Inexpensive high-capacity storage, an abundance of sensor driven data, and the exponential growth of user-generated content are driving exabytes of data globally. Recent advances in machine intelligence algorithms mapped to high-performance GPUs are enabling orders of magnitude acceleration of the processing and understanding of that data, producing insights in near real time. Radeon Instinct is a blueprint for an open software ecosystem for machine intelligence, helping to speed inference insights and algorithm training.

“Radeon Instinct is set to dramatically advance the pace of machine intelligence through an approach built on high-performance GPU accelerators, and free, open-source software in MIOpen and ROCm,” said AMD President and CEO, Dr. Lisa Su. “With the combination of our high-performance compute and graphics capabilities and the strength of our multi-generational roadmap, we are the only company with the GPU and x86 silicon expertise to address the broad needs of the datacenter and help advance the proliferation of machine intelligence.”

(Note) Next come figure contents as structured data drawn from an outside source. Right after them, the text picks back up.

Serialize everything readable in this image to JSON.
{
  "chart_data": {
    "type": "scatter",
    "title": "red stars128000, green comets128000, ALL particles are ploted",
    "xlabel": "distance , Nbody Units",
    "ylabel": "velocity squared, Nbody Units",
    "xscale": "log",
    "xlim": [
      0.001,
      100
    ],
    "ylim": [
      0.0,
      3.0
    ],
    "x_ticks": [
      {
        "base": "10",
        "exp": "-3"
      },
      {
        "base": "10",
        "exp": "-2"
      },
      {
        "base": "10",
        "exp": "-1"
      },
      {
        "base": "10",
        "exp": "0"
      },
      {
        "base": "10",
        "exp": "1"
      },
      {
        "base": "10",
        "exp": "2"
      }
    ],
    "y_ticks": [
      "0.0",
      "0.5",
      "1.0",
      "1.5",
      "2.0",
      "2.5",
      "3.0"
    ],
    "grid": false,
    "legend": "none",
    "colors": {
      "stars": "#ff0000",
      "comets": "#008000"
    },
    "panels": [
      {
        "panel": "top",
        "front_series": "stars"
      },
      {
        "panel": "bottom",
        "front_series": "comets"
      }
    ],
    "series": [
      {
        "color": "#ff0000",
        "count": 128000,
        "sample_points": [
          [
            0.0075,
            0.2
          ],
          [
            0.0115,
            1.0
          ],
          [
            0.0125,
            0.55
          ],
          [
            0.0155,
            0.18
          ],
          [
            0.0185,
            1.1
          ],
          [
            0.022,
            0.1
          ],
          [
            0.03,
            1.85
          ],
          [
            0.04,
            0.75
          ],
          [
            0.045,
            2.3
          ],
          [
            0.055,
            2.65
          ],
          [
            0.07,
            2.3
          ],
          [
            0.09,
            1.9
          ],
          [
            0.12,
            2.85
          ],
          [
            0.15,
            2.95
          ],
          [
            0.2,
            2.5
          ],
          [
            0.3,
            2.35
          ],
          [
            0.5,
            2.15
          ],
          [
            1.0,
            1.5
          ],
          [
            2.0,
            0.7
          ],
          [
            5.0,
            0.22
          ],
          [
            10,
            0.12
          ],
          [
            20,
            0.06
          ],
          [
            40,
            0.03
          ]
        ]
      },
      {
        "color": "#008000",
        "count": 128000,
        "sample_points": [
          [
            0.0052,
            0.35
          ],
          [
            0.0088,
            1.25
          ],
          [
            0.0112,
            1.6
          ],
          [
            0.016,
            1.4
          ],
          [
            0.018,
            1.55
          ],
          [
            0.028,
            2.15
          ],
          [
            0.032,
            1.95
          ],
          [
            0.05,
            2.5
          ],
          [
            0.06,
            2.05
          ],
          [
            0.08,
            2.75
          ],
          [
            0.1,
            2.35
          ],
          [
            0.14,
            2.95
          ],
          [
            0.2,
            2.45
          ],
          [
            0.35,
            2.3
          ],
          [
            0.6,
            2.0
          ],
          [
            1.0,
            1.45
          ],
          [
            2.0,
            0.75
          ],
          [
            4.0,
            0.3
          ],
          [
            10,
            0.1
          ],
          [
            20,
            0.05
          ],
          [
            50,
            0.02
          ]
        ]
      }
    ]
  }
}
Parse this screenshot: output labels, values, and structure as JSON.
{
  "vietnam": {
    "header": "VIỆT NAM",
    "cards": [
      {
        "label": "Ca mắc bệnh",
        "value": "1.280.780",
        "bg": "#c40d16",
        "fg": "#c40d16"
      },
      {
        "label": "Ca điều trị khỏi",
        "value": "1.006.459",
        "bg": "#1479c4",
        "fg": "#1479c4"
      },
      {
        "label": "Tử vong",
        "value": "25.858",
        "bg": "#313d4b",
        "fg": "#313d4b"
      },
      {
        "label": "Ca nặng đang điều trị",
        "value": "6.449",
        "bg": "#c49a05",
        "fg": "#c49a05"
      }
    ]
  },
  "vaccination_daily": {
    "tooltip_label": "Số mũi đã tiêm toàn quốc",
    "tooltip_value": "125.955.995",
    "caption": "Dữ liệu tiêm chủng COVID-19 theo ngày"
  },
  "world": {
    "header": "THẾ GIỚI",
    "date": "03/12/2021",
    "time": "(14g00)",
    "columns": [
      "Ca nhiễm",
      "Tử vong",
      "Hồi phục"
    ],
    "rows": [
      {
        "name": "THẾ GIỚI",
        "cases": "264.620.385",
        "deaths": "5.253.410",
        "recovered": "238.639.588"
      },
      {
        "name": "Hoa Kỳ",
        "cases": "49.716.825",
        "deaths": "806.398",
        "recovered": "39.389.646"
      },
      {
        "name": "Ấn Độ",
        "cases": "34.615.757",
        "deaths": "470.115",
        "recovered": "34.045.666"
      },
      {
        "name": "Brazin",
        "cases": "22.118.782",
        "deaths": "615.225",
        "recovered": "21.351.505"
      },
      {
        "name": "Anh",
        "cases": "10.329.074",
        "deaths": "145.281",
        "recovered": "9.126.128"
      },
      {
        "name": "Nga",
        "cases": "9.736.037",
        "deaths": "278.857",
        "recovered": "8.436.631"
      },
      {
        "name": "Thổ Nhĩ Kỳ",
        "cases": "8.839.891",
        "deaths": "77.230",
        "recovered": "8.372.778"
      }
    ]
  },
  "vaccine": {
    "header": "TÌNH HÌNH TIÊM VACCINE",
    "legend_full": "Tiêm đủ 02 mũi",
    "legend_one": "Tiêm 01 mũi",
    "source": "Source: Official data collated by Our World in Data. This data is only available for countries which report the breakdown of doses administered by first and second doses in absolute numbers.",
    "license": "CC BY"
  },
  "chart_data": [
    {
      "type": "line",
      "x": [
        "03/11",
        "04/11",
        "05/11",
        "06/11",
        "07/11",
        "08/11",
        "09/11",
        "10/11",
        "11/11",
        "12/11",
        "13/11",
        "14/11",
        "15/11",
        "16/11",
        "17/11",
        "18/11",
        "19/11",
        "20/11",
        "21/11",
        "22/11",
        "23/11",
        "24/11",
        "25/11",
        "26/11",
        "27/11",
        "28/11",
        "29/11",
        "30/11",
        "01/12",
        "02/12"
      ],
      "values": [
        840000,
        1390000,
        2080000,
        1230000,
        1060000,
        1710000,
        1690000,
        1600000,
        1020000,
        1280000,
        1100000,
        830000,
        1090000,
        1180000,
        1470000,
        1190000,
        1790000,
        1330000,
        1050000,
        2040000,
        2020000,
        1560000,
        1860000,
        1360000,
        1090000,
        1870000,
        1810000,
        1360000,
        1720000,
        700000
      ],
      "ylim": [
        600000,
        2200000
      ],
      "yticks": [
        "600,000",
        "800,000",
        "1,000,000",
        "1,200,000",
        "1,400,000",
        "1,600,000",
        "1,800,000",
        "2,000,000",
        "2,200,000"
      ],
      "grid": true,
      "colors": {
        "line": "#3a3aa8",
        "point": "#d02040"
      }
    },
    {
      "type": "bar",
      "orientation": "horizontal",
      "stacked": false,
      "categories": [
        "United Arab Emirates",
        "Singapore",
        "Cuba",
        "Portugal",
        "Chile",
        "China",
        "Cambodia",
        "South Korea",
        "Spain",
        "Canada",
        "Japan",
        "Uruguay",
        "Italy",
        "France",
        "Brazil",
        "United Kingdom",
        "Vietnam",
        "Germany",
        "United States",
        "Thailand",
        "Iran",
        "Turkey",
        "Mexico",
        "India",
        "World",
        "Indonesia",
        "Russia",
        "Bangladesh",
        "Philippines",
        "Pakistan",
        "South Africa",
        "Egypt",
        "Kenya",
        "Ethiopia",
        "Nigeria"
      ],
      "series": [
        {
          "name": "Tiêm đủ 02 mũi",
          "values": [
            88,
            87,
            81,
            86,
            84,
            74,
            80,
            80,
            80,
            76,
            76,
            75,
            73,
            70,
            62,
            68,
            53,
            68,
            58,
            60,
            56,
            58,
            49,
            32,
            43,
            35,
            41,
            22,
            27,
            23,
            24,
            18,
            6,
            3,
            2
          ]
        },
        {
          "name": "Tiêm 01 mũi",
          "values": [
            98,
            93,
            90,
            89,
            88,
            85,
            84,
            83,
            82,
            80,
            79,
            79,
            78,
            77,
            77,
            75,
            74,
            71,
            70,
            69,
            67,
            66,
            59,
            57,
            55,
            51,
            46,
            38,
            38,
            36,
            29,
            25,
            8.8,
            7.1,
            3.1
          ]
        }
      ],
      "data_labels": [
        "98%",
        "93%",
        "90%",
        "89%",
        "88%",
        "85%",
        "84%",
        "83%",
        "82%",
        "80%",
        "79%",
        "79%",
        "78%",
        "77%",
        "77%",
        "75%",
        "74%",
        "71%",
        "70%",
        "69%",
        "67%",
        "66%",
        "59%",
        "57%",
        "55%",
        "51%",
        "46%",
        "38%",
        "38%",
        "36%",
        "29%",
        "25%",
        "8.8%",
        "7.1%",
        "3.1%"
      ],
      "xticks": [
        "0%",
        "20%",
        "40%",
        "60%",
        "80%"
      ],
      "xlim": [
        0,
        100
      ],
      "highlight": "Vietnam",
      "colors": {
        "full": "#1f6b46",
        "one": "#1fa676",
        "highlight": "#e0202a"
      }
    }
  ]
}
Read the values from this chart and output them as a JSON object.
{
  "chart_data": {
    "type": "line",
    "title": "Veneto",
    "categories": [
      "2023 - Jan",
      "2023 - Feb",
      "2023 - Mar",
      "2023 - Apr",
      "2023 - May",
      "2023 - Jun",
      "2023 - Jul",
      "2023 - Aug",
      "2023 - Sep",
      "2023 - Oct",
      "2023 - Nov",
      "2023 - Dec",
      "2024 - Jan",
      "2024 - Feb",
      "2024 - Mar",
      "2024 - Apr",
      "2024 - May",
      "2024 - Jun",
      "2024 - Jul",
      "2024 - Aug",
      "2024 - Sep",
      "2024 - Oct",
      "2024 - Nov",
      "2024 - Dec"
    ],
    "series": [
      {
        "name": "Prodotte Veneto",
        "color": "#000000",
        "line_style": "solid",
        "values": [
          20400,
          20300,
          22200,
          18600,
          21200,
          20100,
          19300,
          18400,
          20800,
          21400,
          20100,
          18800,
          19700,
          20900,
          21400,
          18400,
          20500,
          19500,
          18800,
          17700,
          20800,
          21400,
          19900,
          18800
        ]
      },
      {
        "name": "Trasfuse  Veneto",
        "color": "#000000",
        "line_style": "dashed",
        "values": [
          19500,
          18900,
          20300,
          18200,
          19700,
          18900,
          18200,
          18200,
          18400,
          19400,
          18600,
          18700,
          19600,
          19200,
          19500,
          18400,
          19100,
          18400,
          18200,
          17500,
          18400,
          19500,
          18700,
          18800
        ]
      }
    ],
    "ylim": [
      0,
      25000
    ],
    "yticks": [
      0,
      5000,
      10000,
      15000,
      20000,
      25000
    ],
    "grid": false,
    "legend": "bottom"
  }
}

At the AMD Technology Summit held last week, customers and partners from 1026 Labs, Inventec, SuperMicro, University of Toronto’s CHIME radio telescope project and Xilinx praised the launch of Radeon Instinct, discussed how they’re making use of AMD’s machine intelligence and deep learning technologies today, and how they can benefit from Radeon Instinct.

Radeon Instinct accelerators feature passive cooling, AMD MultiGPU (MxGPU) hardware virtualization technology conforming with the SR-IOV (Single Root I/O Virtualization) industry standard, and 64-bit PCIe addressing with Large Base Address Register (BAR) support for multi-GPU peer-to-peer support.

Radeon Instinct accelerators are designed to address a wide-range of machine intelligence applications:

  • The Radeon Instinct MI6 accelerator based on the acclaimed Polaris GPU architecture will be a passively cooled inference accelerator optimized for jobs/second/Joule with 5.7 TFLOPS of peak FP16 performance at 150W board power and 16GB of GPU memory
  • The Radeon Instinct MI8 accelerator, harnessing the high-performance, energy-efficient “Fiji” Nano GPU, will be a small form factor HPC and inference accelerator with 8.2 TFLOPS of peak FP16 performance at less than 175W board power and 4GB of High-Bandwidth Memory (HBM)
  • The Radeon Instinct MI25 accelerator will use AMD’s next-generation high-performance Vega GPU architecture and is designed for deep learning training, optimized for time-to-solution

A variety of open source solutions are fueling Radeon Instinct hardware:

  • MIOpen GPU-accelerated library: To help solve high-performance machine intelligence implementations, the free, open-source MIOpen GPU-accelerated library is planned to be available in Q1 2017 to provide GPU-tuned implementations for standard routines such as convolution, pooling, activation functions, normalization and tensor format
  • ROCm deep learning frameworks: The ROCm platform is also now optimized for acceleration of popular deep learning frameworks, including Caffe, Torch 7, and Tensorflow*, allowing programmers to focus on training neural networks rather than low-level performance tuning through ROCm’s rich integrations. ROCm is intended to serve as the foundation of the next evolution of machine intelligence problem sets, with domain-specific compilers for linear algebra and tensors and an open compiler and language runtime

AMD is also investing in developing interconnect technologies that go beyond today’s PCIe Gen3 standards to further performance for tomorrow’s machine intelligence applications. AMD is collaborating on a number of open high-performance I/O standards that support broad ecosystem server CPU architectures including X86, OpenPOWER, and ARM AArch64. AMD is a founding member of CCIX, Gen-Z and OpenCAPI working towards a future 25 Gbit/s phi-enabled accelerator and rack-level interconnects for Radeon Instinct.

Radeon Instinct products are expected to ship in 1H 2017. For more information, visit Radeon.com/Instinct.

 

* Tensorflow support is expected to be available January 2017.